猫面人はレイピアを抜き、勢いを殺すことなくミコにぶつかる。
「あら、ミコちゃんじゃん! 久しぶりー! ルージヤ、殺しちゃだめよ」
二本の剣は和解したかのように見えたが、すぐに銀の剣がはじかれ、ミコが後方に吹っ飛ばされた。
しかし、ミコは壁に叩きつけられる前に剣先と両足で踏みとどまり、手にしていた剣を猫面人めがけて投げつけた。
先端はぶれることなく直線を描き、前傾姿勢になった猫面人の三角の鼻を割ろうとした。
だが剣は猫面人の顔をすり抜け、その延長線上に立っていた明軍の女を刺そうとしていた。
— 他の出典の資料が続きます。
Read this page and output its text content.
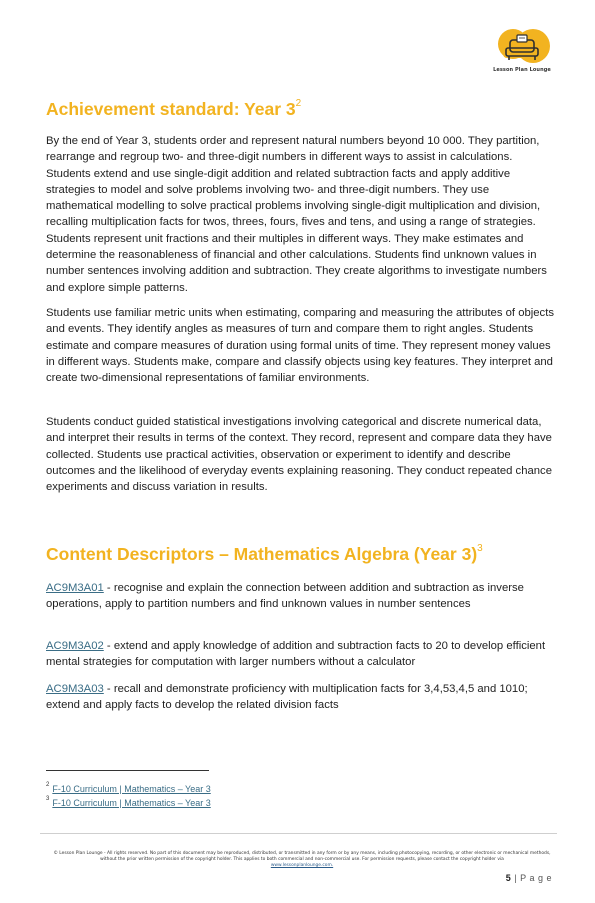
Lesson Plan Lounge
Achievement standard: Year $3^2$

By the end of Year 3, students order and represent natural numbers beyond 10 000. They partition, rearrange and regroup two- and three-digit numbers in different ways to assist in calculations. Students extend and use single-digit addition and related subtraction facts and apply additive strategies to model and solve problems involving two- and three-digit numbers. They use mathematical modelling to solve practical problems involving single-digit multiplication and division, recalling multiplication facts for twos, threes, fours, fives and tens, and using a range of strategies. Students represent unit fractions and their multiples in different ways. They make estimates and determine the reasonableness of financial and other calculations. Students find unknown values in number sentences involving addition and subtraction. They create algorithms to investigate numbers and explore simple patterns.

Students use familiar metric units when estimating, comparing and measuring the attributes of objects and events. They identify angles as measures of turn and compare them to right angles. Students estimate and compare measures of duration using formal units of time. They represent money values in different ways. Students make, compare and classify objects using key features. They interpret and create two-dimensional representations of familiar environments.

Students conduct guided statistical investigations involving categorical and discrete numerical data, and interpret their results in terms of the context. They record, represent and compare data they have collected. Students use practical activities, observation or experiment to identify and describe outcomes and the likelihood of everyday events explaining reasoning. They conduct repeated chance experiments and discuss variation in results.

Content Descriptors – Mathematics Algebra (Year 3)$^3$

AC9M3A01 - recognise and explain the connection between addition and subtraction as inverse operations, apply to partition numbers and find unknown values in number sentences

AC9M3A02 - extend and apply knowledge of addition and subtraction facts to 20 to develop efficient mental strategies for computation with larger numbers without a calculator

AC9M3A03 - recall and demonstrate proficiency with multiplication facts for 3,4,53,4,5 and 1010; extend and apply facts to develop the related division facts

$^2$ F-10 Curriculum | Mathematics – Year 3
$^3$ F-10 Curriculum | Mathematics – Year 3
© Lesson Plan Lounge - All rights reserved. No part of this document may be reproduced, distributed, or transmitted in any form or by any means, including photocopying, recording, or other electronic or mechanical methods, without the prior written permission of the copyright holder. This applies to both commercial and non-commercial use. For permission requests, please contact the copyright holder via
www.lessonplanlounge.com.
5 | P a g e
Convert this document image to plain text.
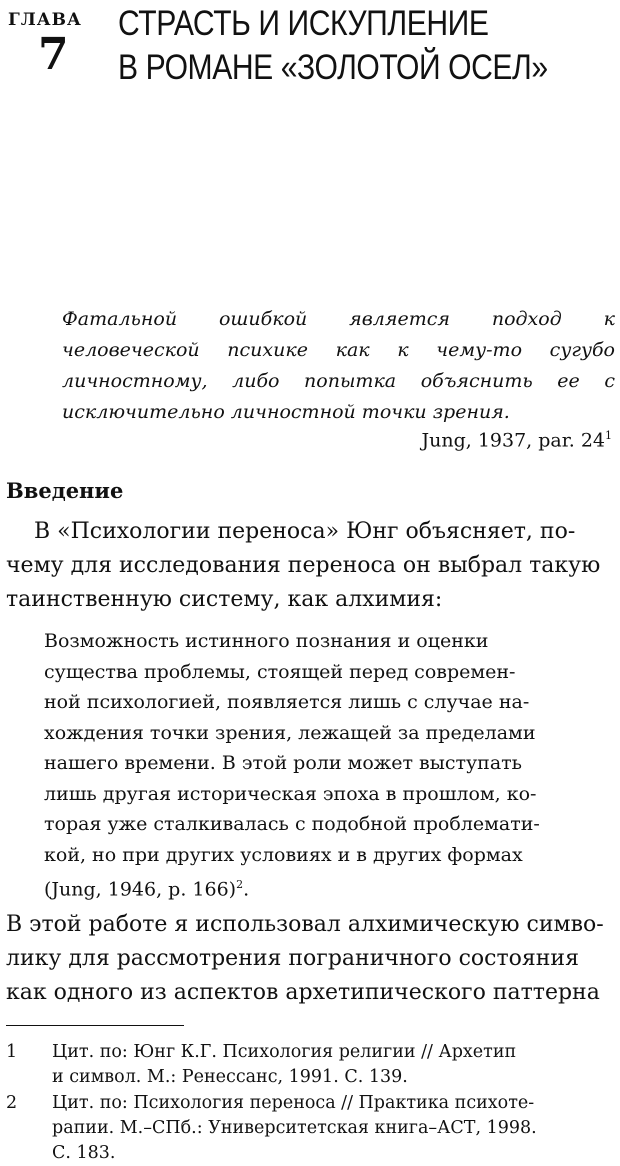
ГЛАВА
7
СТРАСТЬ И ИСКУПЛЕНИЕ
В РОМАНЕ «ЗОЛОТОЙ ОСЕЛ»
Фатальной ошибкой является подход к человеческой психике как к чему-то сугубо личностному, либо попытка объяснить ее с исключительно личностной точки зрения.
Jung, 1937, par. $24^1$
Введение
В «Психологии переноса» Юнг объясняет, по-
чему для исследования переноса он выбрал такую
таинственную систему, как алхимия:
Возможность истинного познания и оценки
существа проблемы, стоящей перед современ-
ной психологией, появляется лишь с случае на-
хождения точки зрения, лежащей за пределами
нашего времени. В этой роли может выступать
лишь другая историческая эпоха в прошлом, ко-
торая уже сталкивалась с подобной проблемати-
кой, но при других условиях и в других формах
(Jung, 1946, p. 166)$^2$.
В этой работе я использовал алхимическую симво-
лику для рассмотрения пограничного состояния
как одного из аспектов архетипического паттерна
1 Цит. по: Юнг К.Г. Психология религии // Архетип
и символ. М.: Ренессанс, 1991. С. 139.
2 Цит. по: Психология переноса // Практика психоте-
рапии. М.–СПб.: Университетская книга–АСТ, 1998.
С. 183.
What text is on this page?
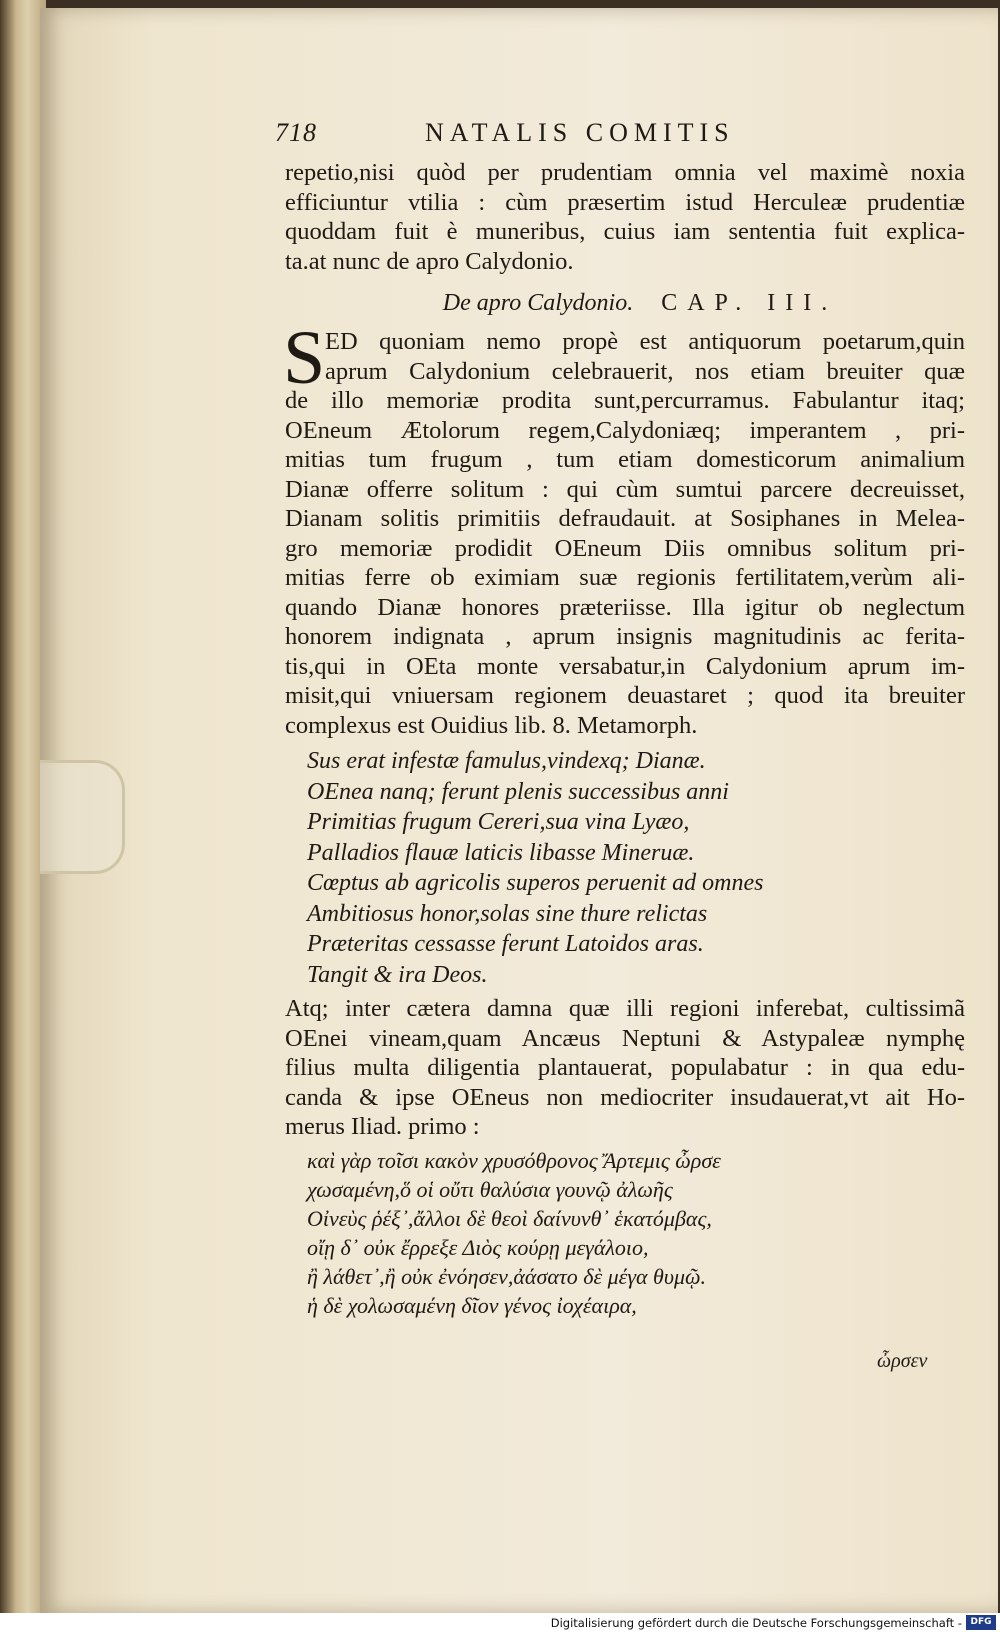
718	NATALIS COMITIS
repetio,nisi quòd per prudentiam omnia vel maximè noxia
efficiuntur vtilia : cùm præsertim istud Herculeæ prudentiæ
quoddam fuit è muneribus, cuius iam sententia fuit explica-
ta.at nunc de apro Calydonio.
De apro Calydonio. CAP. III.
S ED quoniam nemo propè est antiquorum poetarum,quin
aprum Calydonium celebrauerit, nos etiam breuiter quæ
de illo memoriæ prodita sunt,percurramus. Fabulantur itaq;
OEneum Ætolorum regem,Calydoniæq; imperantem , pri-
mitias tum frugum , tum etiam domesticorum animalium
Dianæ offerre solitum : qui cùm sumtui parcere decreuisset,
Dianam solitis primitiis defraudauit. at Sosiphanes in Melea-
gro memoriæ prodidit OEneum Diis omnibus solitum pri-
mitias ferre ob eximiam suæ regionis fertilitatem,verùm ali-
quando Dianæ honores præteriisse. Illa igitur ob neglectum
honorem indignata , aprum insignis magnitudinis ac ferita-
tis,qui in OEta monte versabatur,in Calydonium aprum im-
misit,qui vniuersam regionem deuastaret ; quod ita breuiter
complexus est Ouidius lib. 8. Metamorph.
Sus erat infestæ famulus,vindexq; Dianæ.
OEnea nanq; ferunt plenis successibus anni
Primitias frugum Cereri,sua vina Lyæo,
Palladios flauæ laticis libasse Mineruæ.
Cœptus ab agricolis superos peruenit ad omnes
Ambitiosus honor,solas sine thure relictas
Præteritas cessasse ferunt Latoidos aras.
Tangit & ira Deos.
Atq; inter cætera damna quæ illi regioni inferebat, cultissimã
OEnei vineam,quam Ancæus Neptuni & Astypaleæ nymphę
filius multa diligentia plantauerat, populabatur : in qua edu-
canda & ipse OEneus non mediocriter insudauerat,vt ait Ho-
merus Iliad. primo :
καὶ γὰρ τοῖσι κακὸν χρυσόθρονος Ἄρτεμις ὦρσε
χωσαμένη,ὅ οἱ οὔτι θαλύσια γουνῷ ἀλωῆς
Οἰνεὺς ῥέξ᾽,ἄλλοι δὲ θεοὶ δαίνυνθ᾽ ἑκατόμβας,
οἴῃ δ᾽ οὐκ ἔρρεξε Διὸς κούρῃ μεγάλοιο,
ἢ λάθετ᾽,ἢ οὐκ ἐνόησεν,ἀάσατο δὲ μέγα θυμῷ.
ἡ δὲ χολωσαμένη δῖον γένος ἰοχέαιρα,
ὦρσεν
Digitalisierung gefördert durch die Deutsche Forschungsgemeinschaft - DFG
明軍の女は左手のベルをチリンと鳴らした。すると女の腹部まで迫っていた剣は先端から削られていき、一瞬で粉々になった。
「ねえルージヤ、ミコちゃん! ここで暴れないでよ! 私に当たってたらやばかったし、私がいなかったら今頃あの子たちに当たってたかもしんないんだけどー!」
「何だと? 貴様がそんなところに寝かせているからであろうが」
猫面人ことルージヤと呼ばれた化け物の指さした手術台の奥にはベッドがあり、二人の男子生徒が寝かされていた。
「ミコ、垣登と山辺だ!」
「おーけー、二人を助けるよ!」
「えー!? せっかく捕まえた子たちを逃がしちゃうのー? ミコちゃん、酷くなーい?」
女が持つベルのカランという音に続いて、俺とミコの足元の床がガコンと一段沈んだ。
「うわっ!」
俺はその場でしりもちをついたが、ミコはジャンプで躱し、乱れた茶に金混ざるさらさらヘアを整えた。
「レルブ……あなたここでなにしてるの?」
筆ツインテールの女はレルブというらしい。ミコはこの明軍の女を知っているようだ。
「あーあ。もう暗軍に見つかってんじゃん。まあいいけど。教える義理はないよね。だってあんたもここに勝手に入ってきてんだから。“不可侵の法”、わかるよね?」
「く……何が目的なの!」
明軍と暗軍が争うことを禁止するという“不可侵の法”。どれほどの効力を持つものなのかわからないが、もし仮にこの法がミコを拘束するのであれば、レルブを攻撃できるのは俺だけだ。
反対にレルブもミコを下手に攻撃できないのだとすれば、オールビットの人間ではないと思われるルージヤは、まさに自由な野良猫の状態ということになる。
「俺になら教えてくれるだろ? 俺はこの学校の生徒だぜ?」
レルブがベルをチン――と鳴らした。
「うーん無理。あんたも立ち入り禁止の看板を踏み倒しちゃってること忘れてない? それとも私と戦って聞き出してみる?」
どっちにしたってやるしかない。
すべての闇を晴らすまで、俺はこの世界で戦うと決めたから。